L’assillo del padre di famiglia

Alcuni dicono che la parola Odradek sia di origine slava e, sulla base di ciò, cercano di documentare la formazione di questo termine. Altri ancora ritengono che sia di origine tedesca e che dallo slavo abbia subito soltanto degli influssi.  L’incertezza delle due interpretazioni permette tuttavia di desumere in maniera fondata che probabilmente nessuna delle due colga nel segno, tanto più che da nessuna delle due si evince un senso della parola.
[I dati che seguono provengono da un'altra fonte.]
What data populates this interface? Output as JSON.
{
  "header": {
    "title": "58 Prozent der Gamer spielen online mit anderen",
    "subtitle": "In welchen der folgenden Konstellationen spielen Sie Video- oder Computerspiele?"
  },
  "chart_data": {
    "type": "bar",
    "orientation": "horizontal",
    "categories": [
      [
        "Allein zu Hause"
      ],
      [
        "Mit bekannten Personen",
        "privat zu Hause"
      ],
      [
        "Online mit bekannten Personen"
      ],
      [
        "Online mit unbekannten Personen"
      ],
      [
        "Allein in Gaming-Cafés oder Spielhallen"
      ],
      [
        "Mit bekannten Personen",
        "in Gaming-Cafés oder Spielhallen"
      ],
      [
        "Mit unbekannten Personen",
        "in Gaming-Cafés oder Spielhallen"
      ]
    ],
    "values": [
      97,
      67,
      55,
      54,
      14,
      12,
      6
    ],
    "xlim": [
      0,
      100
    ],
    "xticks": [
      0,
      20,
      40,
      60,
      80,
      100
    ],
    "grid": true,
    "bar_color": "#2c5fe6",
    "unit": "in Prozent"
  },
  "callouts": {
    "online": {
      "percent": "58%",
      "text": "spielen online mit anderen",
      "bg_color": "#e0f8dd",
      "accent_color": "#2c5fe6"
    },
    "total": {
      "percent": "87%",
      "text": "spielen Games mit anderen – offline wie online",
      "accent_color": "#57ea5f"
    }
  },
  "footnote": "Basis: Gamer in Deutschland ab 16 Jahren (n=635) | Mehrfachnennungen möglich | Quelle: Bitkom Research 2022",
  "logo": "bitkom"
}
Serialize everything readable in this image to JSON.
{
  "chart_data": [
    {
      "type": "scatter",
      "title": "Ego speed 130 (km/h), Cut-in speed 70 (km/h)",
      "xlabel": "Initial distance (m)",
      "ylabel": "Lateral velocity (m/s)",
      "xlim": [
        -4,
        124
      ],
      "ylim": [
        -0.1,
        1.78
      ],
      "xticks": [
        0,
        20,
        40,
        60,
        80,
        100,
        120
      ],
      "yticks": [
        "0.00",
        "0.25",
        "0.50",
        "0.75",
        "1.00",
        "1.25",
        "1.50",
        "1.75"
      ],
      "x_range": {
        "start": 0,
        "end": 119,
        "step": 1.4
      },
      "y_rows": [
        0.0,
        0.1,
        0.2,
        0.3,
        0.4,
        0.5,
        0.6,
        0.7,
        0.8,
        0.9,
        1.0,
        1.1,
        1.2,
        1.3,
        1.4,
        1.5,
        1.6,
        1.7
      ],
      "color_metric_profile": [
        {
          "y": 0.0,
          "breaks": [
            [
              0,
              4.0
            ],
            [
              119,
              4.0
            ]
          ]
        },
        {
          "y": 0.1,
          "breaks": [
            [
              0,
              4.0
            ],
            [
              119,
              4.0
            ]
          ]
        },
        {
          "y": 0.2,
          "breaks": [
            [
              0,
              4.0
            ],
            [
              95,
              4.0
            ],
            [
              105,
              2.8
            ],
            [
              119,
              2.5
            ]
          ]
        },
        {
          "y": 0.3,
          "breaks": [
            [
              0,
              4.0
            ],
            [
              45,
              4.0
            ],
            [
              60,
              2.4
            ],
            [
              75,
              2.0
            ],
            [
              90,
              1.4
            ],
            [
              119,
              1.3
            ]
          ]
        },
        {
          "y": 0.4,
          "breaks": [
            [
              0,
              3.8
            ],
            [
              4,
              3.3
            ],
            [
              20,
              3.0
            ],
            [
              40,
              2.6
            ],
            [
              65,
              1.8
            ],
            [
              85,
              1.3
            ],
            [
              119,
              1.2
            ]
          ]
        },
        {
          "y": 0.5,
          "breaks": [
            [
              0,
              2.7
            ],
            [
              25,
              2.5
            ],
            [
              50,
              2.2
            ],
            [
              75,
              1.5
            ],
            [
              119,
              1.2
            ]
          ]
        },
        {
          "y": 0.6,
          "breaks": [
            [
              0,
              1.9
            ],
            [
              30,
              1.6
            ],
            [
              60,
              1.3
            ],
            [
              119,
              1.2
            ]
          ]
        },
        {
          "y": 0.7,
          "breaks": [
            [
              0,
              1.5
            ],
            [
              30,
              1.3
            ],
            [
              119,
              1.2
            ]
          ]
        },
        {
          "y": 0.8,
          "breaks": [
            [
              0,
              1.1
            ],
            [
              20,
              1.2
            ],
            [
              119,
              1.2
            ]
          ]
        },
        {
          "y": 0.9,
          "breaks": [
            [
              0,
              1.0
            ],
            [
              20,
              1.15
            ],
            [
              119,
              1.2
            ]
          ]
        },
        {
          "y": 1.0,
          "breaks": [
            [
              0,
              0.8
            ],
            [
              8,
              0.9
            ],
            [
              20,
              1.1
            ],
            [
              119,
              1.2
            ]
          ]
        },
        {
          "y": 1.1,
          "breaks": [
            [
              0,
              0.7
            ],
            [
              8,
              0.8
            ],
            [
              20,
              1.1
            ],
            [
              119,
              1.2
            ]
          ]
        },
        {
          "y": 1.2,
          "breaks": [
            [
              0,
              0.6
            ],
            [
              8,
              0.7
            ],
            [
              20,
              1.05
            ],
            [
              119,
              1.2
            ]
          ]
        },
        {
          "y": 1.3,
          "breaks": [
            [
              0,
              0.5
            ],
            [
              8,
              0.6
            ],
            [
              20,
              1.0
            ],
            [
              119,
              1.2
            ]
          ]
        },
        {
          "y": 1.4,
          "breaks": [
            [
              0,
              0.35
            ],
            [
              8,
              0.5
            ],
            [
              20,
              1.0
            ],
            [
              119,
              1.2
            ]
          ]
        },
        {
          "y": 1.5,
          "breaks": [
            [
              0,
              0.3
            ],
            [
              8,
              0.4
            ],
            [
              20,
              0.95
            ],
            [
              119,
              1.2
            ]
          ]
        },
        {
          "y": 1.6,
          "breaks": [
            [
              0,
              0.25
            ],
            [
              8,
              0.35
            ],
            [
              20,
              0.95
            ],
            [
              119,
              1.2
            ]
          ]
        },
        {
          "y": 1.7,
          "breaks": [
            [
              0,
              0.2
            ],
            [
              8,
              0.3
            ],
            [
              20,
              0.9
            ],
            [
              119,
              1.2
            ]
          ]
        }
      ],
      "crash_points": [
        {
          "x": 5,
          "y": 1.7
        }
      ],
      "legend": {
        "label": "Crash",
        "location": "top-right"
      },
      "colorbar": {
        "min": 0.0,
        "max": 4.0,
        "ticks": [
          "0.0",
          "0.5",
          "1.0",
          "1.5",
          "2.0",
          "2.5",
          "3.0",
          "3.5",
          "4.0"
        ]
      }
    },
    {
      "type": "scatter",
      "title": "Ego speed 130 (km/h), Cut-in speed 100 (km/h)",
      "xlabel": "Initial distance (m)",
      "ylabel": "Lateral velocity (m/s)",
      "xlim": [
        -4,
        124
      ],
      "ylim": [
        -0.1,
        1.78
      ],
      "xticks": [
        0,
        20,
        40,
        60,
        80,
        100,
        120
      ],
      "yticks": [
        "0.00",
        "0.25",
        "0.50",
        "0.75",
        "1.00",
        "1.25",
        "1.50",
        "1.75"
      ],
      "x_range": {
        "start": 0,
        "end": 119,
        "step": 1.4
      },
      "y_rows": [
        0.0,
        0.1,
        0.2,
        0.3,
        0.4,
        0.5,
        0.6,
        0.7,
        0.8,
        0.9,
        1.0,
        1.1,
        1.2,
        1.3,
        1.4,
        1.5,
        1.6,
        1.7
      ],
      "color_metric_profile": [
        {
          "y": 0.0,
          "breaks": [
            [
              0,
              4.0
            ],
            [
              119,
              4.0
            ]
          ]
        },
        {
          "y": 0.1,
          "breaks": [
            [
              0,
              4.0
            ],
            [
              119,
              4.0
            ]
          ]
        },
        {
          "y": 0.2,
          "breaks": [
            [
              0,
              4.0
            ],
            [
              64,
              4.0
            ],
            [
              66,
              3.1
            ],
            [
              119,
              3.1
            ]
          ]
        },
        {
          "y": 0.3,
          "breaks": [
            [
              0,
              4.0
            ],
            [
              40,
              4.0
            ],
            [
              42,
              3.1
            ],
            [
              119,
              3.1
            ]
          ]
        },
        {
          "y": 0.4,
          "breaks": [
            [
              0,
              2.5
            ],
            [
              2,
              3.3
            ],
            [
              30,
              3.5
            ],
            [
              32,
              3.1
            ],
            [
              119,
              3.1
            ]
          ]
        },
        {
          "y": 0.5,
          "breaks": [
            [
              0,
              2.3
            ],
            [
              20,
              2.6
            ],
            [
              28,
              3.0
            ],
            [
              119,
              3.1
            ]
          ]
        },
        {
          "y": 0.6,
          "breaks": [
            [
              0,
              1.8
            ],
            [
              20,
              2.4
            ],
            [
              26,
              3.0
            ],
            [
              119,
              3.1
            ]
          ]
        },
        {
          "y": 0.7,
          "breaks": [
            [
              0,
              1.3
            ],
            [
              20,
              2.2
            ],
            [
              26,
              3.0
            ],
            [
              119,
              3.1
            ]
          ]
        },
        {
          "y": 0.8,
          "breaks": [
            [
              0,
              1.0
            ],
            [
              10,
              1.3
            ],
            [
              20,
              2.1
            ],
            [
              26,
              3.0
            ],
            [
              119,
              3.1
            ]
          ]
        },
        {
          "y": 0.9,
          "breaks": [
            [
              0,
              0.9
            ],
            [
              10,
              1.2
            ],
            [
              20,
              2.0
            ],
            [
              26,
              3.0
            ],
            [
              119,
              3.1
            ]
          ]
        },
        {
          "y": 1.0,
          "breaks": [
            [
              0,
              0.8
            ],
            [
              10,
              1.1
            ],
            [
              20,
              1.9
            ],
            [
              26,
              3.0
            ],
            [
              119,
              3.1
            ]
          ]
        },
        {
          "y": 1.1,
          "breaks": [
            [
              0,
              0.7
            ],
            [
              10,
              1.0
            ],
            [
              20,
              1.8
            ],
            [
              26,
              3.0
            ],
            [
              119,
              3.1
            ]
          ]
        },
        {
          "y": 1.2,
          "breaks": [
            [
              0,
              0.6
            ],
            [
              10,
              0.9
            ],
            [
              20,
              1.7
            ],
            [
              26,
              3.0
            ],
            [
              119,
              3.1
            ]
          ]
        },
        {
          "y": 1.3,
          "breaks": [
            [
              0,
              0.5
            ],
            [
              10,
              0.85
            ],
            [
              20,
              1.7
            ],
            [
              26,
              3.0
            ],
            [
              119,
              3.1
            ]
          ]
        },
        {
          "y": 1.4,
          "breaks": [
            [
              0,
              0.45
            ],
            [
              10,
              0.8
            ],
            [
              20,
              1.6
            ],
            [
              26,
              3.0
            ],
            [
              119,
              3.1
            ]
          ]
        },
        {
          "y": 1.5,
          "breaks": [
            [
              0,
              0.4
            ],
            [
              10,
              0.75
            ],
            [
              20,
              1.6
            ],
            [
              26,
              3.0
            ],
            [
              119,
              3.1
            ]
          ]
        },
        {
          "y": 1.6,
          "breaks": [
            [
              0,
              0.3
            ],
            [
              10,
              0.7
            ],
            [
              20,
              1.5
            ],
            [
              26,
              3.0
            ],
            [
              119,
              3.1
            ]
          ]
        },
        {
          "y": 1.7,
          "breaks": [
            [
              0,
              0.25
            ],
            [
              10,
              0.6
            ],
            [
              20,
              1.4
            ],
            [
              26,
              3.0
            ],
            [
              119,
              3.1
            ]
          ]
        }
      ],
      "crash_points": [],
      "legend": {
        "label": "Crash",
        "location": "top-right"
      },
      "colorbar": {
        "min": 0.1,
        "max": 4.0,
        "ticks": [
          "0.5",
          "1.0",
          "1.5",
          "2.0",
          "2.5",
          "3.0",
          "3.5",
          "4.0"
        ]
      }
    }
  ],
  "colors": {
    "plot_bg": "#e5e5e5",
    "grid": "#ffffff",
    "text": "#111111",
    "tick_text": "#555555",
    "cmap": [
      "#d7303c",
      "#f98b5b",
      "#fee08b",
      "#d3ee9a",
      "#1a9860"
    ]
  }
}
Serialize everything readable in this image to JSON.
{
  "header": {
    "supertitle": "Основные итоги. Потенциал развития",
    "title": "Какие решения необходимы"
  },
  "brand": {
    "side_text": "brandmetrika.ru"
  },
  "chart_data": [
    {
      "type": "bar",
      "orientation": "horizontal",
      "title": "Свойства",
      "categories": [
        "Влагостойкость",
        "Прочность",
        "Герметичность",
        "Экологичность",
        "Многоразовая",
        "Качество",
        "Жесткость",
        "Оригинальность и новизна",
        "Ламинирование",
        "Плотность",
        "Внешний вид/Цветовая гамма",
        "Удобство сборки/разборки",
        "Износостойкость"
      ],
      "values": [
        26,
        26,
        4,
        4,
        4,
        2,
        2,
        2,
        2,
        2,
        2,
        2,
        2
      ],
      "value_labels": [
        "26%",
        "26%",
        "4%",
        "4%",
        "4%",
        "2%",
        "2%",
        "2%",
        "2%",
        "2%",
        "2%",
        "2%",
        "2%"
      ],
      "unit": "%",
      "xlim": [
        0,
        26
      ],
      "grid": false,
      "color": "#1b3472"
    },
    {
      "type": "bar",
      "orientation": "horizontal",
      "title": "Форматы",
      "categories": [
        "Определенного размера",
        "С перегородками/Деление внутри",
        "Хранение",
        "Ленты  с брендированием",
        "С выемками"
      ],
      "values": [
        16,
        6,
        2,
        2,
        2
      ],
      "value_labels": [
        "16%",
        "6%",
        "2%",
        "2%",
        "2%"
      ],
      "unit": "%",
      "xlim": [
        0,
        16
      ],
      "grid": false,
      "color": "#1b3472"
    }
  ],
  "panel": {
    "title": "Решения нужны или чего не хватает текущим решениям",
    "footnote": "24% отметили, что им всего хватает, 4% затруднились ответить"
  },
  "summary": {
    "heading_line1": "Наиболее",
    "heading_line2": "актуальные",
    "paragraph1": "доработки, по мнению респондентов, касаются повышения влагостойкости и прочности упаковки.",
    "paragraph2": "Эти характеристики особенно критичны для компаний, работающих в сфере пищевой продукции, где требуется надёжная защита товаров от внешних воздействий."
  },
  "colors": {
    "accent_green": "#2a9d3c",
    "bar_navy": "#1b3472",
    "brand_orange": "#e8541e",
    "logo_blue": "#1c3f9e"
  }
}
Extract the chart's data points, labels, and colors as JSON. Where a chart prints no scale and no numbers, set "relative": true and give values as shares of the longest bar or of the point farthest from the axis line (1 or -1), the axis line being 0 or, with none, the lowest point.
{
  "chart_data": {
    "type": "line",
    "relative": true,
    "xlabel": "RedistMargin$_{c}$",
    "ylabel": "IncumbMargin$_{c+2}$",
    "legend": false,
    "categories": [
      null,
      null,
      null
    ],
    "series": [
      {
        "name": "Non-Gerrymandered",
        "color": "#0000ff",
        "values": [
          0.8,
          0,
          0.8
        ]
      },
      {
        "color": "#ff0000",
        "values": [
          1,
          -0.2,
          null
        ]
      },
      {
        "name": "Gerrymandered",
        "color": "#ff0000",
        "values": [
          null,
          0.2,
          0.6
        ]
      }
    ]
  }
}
Naturalmente nessuno si occuperebbe di tali ricerche se non esistesse realmente un essere che si chiama Odradek. A prima vista appare come un rocchetto di filo piatto, a forma di stella, e in effetti sembra anche ricoperto di filo di refe; potrebbero essere però soltanto dei pezzi di filo sdruciti, vecchi, annodati l’uno con l’altro, ma fino a formare, anche, un groviglio indistricabile, dalle forme e dai colori più disparati. Eppure non è soltanto un rocchetto, ma dal centro della stella spunta un bastoncino messo di traverso, e a questo bastoncino se ne aggiunge poi, ad angolo retto, un altro. Con l’ausilio di quest’ultimo da un lato e di una delle punte della stella dall’altro, tutto l’insieme può stare in piedi, come reggendosi su due gambe.
Si sarebbe tentati di credere che questa struttura avesse avuto un tempo una qualche forma funzionale e che ora sia andata semplicemente in frantumi. Ma le cose non sembrano stare così: perlomeno non si trovano indizi per questo; da nessuna parte si possono vedere punti di giuntura o di frattura che farebbero supporre un’ipotesi di tal genere; tutto l’insieme appare sì privo di senso, ma, a modo suo, in sé concluso. D’altronde, non si può dire nulla di più preciso a questo proposito, dal momento che Odradek è straordinariamente mobile e non si lascia catturare.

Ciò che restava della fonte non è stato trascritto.